The Scarborough Campus Student Union (SCSU) began the new academic year with a Week of Resistance aimed at showcasing “resistance, unity, and solidarity against oppressive institutional structures and systemic barriers at UTSC.” The campaign ran from September 11–15.
According to SCSU President Sitharsana Srithas, the education system at UTSC uses “very white and colonialized literature.”
She cited the lack of Indigenous courses as an example, adding that “even in those Indigenous courses, it’s not Indigenous people who are teaching them.”
Srithas also described “systemic barriers” on campus that affect students, including the presence of only one major multi-faith space at U of T, which she said discourages students due to longer commute times.
The Week of Resistance included a panel discussion on “Decentering Whiteness in Academia.” The panel revolved around anti-Black racism, Indigenous education in Canadian universities, Islamophobia on campus, and lack of access to education. The panel consisted of Cheryl Thompson, a UTM professor, Kevin Edmonds, a U of T PhD candidate and instructor, and Coty Zachariah, the first Indigenous chairperson of the Canadian Federation of Students.
“What we hope to achieve from the ‘Week of Resistance’ is for people to really put aside their discomfort and start empathizing with the folks who are talking about a lot of problems that are happening, start listening to them, and start doing something about it,” said SCSU Vice-President External Kubra Zakir.
Zakir spoke further about “whiteness as a system, a structure that even exists in our racialized spaces.” Zakir added that the Week of Resistance is “not only about resisting our oppressive structures…, [but also] constantly organizing, constantly resisting, and constantly overcoming these barriers.”
The Week of Resistance also included “Solidarity Day: Social Justice Block Party,” which welcomed over 40 non-profit organizations.
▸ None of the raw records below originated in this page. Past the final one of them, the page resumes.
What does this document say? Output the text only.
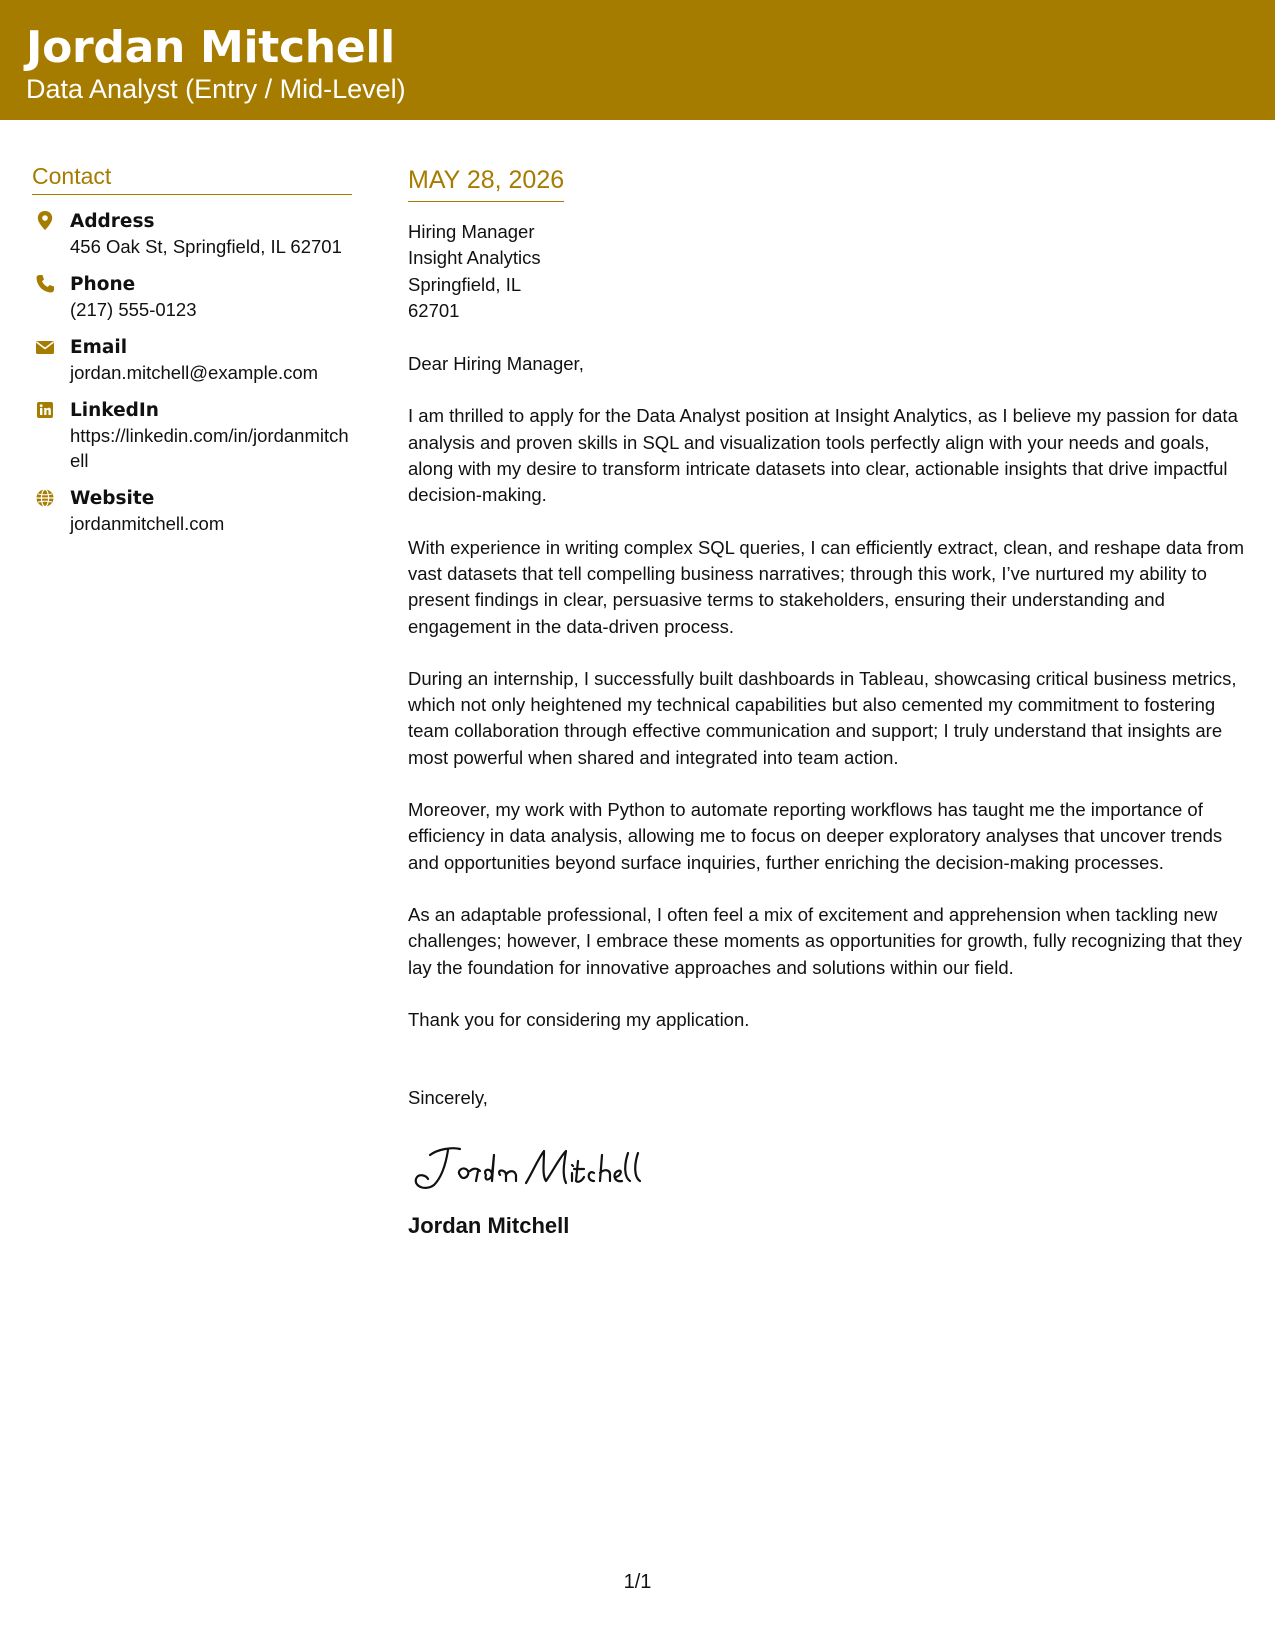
Jordan Mitchell
Data Analyst (Entry / Mid-Level)
Contact
Address
456 Oak St, Springfield, IL 62701
Phone
(217) 555-0123
Email
jordan.mitchell@example.com
LinkedIn
https://linkedin.com/in/jordanmitchell
Website
jordanmitchell.com
MAY 28, 2026
Hiring Manager
Insight Analytics
Springfield, IL
62701
Dear Hiring Manager,
I am thrilled to apply for the Data Analyst position at Insight Analytics, as I believe my passion for data analysis and proven skills in SQL and visualization tools perfectly align with your needs and goals, along with my desire to transform intricate datasets into clear, actionable insights that drive impactful decision-making.
With experience in writing complex SQL queries, I can efficiently extract, clean, and reshape data from vast datasets that tell compelling business narratives; through this work, I’ve nurtured my ability to present findings in clear, persuasive terms to stakeholders, ensuring their understanding and engagement in the data-driven process.
During an internship, I successfully built dashboards in Tableau, showcasing critical business metrics, which not only heightened my technical capabilities but also cemented my commitment to fostering team collaboration through effective communication and support; I truly understand that insights are most powerful when shared and integrated into team action.
Moreover, my work with Python to automate reporting workflows has taught me the importance of efficiency in data analysis, allowing me to focus on deeper exploratory analyses that uncover trends and opportunities beyond surface inquiries, further enriching the decision-making processes.
As an adaptable professional, I often feel a mix of excitement and apprehension when tackling new challenges; however, I embrace these moments as opportunities for growth, fully recognizing that they lay the foundation for innovative approaches and solutions within our field.
Thank you for considering my application.
Sincerely,
Jordan Mitchell
1/1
According to Srithas, the event was “An opportunity for not only on-campus clubs, but also off-campus clubs, like labour unions or other non-profit organizations, to come together with the purpose of social awareness and social justice.”
SCSU also collaborated with the UTSC African Students’ Association and the UTSC-Muslims Students Association to host a series of events. On Friday, September 15, they hosted a community Jummah prayer in the Student Centre to showcase acceptability and solidarity for Muslims. Their aim was to create a more sacred place for the students and lower overt Islamophobia on campus.
The Q&A session at the panel discussion touched on various themes and encouraged students to engage in discussions. According to Zakir, this was also one of the main aims of the week: “to get people thinking, to get people to ask uncomfortable questions.”